Four terminals at Los Angeles International Airport (search) were shut down for more than three hours Saturday after a passenger bypassed security at one terminal and two flashlight batteries exploded during screening at another, authorities said.

The incidents, about a half-hour apart, were apparently unrelated and there was no link to terrorism, according to the federal Transportation Security Administration (search). Thousands of Labor Day weekend travelers were evacuated from the terminals.

The airport's main road, the Tom Bradley International Terminal and terminals 6, 7 and 8 were reopened around noon.

The scare at the international terminal came when batteries in a plastic flashlight inside checked luggage exploded as the bag was being hand-searched by a TSA worker, TSA spokeswoman Amy Von Walter said. She said the small but loud blast appeared to have been caused by old batteries.

The TSA worker suffered swollen hands and was taken to a hospital. Several other people complained of ringing in their ears.

The passenger whose bag was being screened at the time is a Japanese citizen who planned to take a flight to Tokyo, said Police Chief William Bratton. He was questioned by police and the FBI (search) before being released. The FBI also interviewed other nearby travelers. The flashlight in his bag disintegrated when the two C batteries inside exploded, Bratton said.

About half an hour earlier, security workers spotted a passenger bypassing security at United Airlines' Terminal 8 by running up a down escalator, TSA spokeswoman Jennifer Marty said. Security officials ordered the evacuation of the terminal and two connected terminals in order to re-screen passengers.
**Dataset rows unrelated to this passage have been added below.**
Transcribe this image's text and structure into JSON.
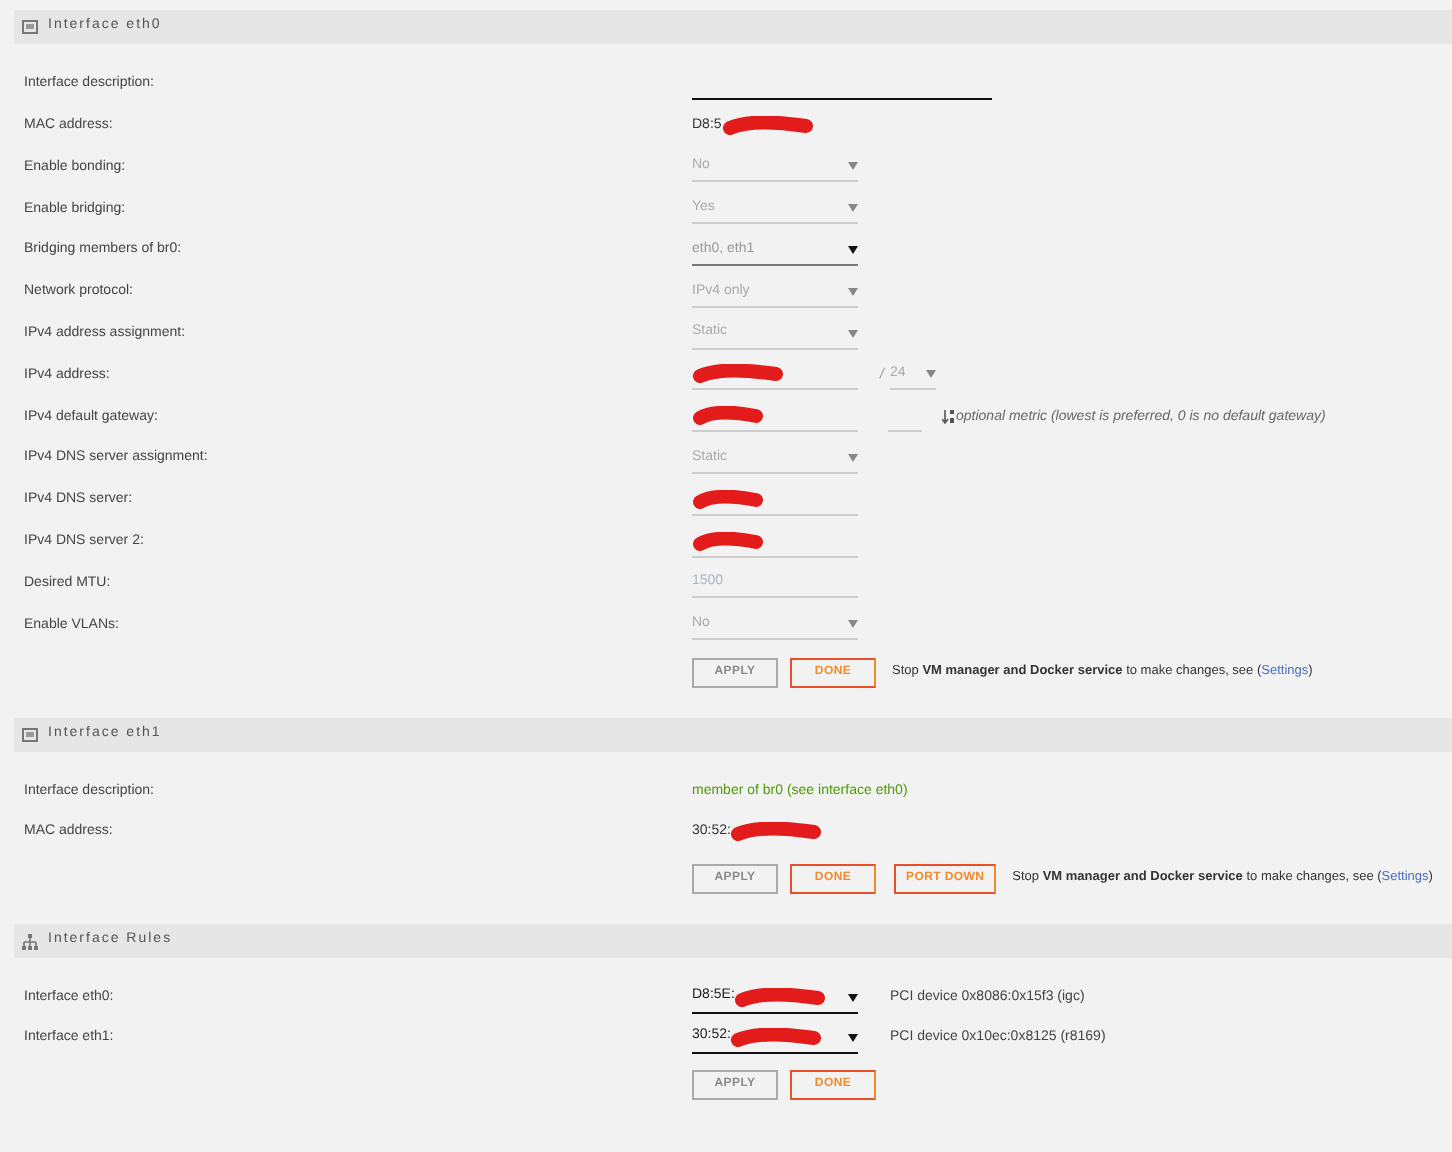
{
  "sections": [
    {
      "title": "Interface eth0",
      "kind": "interface",
      "rows": [
        {
          "label": "Interface description:",
          "kind": "wide-input"
        },
        {
          "label": "MAC address:",
          "kind": "text",
          "value": "D8:5",
          "redacted": true
        },
        {
          "label": "Enable bonding:",
          "kind": "select",
          "value": "No",
          "disabled": true
        },
        {
          "label": "Enable bridging:",
          "kind": "select",
          "value": "Yes",
          "disabled": true
        },
        {
          "label": "Bridging members of br0:",
          "kind": "select",
          "value": "eth0, eth1",
          "disabled": false
        },
        {
          "label": "Network protocol:",
          "kind": "select",
          "value": "IPv4 only",
          "disabled": true
        },
        {
          "label": "IPv4 address assignment:",
          "kind": "select",
          "value": "Static",
          "disabled": true
        },
        {
          "label": "IPv4 address:",
          "kind": "input",
          "redacted": true,
          "mask": {
            "slash": "/",
            "value": "24"
          }
        },
        {
          "label": "IPv4 default gateway:",
          "kind": "input",
          "redacted": true,
          "metric": {
            "hint": "optional metric (lowest is preferred, 0 is no default gateway)"
          }
        },
        {
          "label": "IPv4 DNS server assignment:",
          "kind": "select",
          "value": "Static",
          "disabled": true
        },
        {
          "label": "IPv4 DNS server:",
          "kind": "input",
          "redacted": true
        },
        {
          "label": "IPv4 DNS server 2:",
          "kind": "input",
          "redacted": true
        },
        {
          "label": "Desired MTU:",
          "kind": "input",
          "placeholder": "1500"
        },
        {
          "label": "Enable VLANs:",
          "kind": "select",
          "value": "No",
          "disabled": true
        }
      ],
      "buttons": [
        {
          "label": "APPLY",
          "disabled": true
        },
        {
          "label": "DONE",
          "disabled": false
        }
      ],
      "note": {
        "text": "Stop **VM manager and Docker service** to make changes, see (",
        "link": "Settings",
        "end": ")"
      }
    },
    {
      "title": "Interface eth1",
      "kind": "interface",
      "rows": [
        {
          "label": "Interface description:",
          "kind": "note",
          "value": "member of br0 (see interface eth0)"
        },
        {
          "label": "MAC address:",
          "kind": "text",
          "value": "30:52:",
          "redacted": true
        }
      ],
      "buttons": [
        {
          "label": "APPLY",
          "disabled": true
        },
        {
          "label": "DONE",
          "disabled": false
        },
        {
          "label": "PORT DOWN",
          "disabled": false
        }
      ],
      "note": {
        "text": "Stop **VM manager and Docker service** to make changes, see (",
        "link": "Settings",
        "end": ")"
      }
    },
    {
      "title": "Interface Rules",
      "kind": "rules",
      "rows": [
        {
          "label": "Interface eth0:",
          "kind": "rule",
          "value": "D8:5E:",
          "redacted": true,
          "info": "PCI device 0x8086:0x15f3 (igc)"
        },
        {
          "label": "Interface eth1:",
          "kind": "rule",
          "value": "30:52:",
          "redacted": true,
          "info": "PCI device 0x10ec:0x8125 (r8169)"
        }
      ],
      "buttons": [
        {
          "label": "APPLY",
          "disabled": true
        },
        {
          "label": "DONE",
          "disabled": false
        }
      ]
    }
  ]
}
After about 40 minutes, security officials gave up searching for the passenger, who had gotten off a plane and went back into a secure area, said Larry Fetters, the airport's TSA security director.
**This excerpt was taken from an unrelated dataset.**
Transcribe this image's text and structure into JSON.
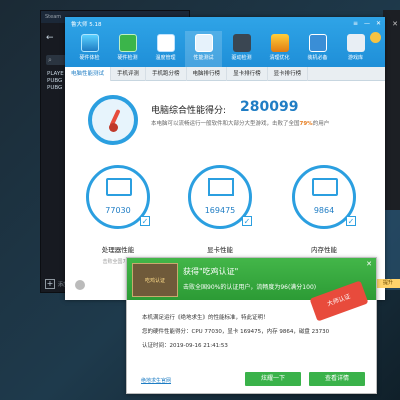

"He probably remembered that he forgot his sunglasses in the area and went back to get it," said Fetters, adding that such incidents were not unusual nationwide.

About 220 flights out of 1,800 were delayed because of the security concerns, said Hal Jackson, an airport spokesman.
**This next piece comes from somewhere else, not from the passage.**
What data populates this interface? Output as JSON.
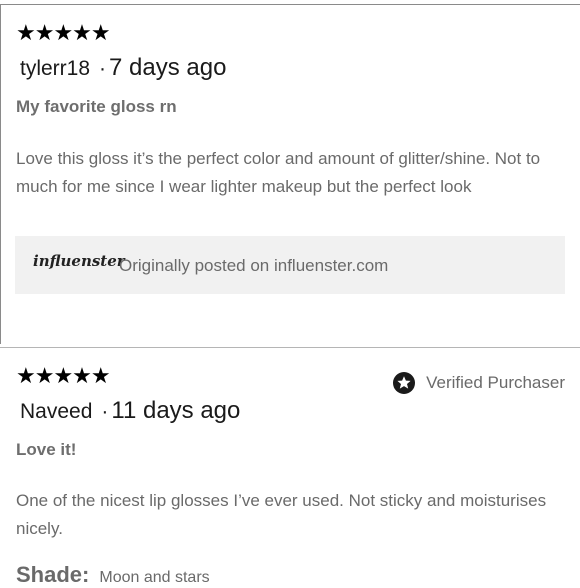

About 125,000 passengers normally pass through the airport on a busy travel day like Saturday, said Kim Day, acting executive director of Los Angeles World Airports.

"I'm not upset that we have to wait. It's better to err on the side of safety," said Katie Rao of Los Angeles, who played a card game with her husband as they waited for a delayed flight to Chicago.

Authorities are especially wary of terrorism at Los Angeles International Airport, among the world's busiest. It has twice been targeted for attacks -- a foiled bomb plot planned for around New Year's Day 2000, and a shooting at a check-in counter that left three dead on July 4, 2002.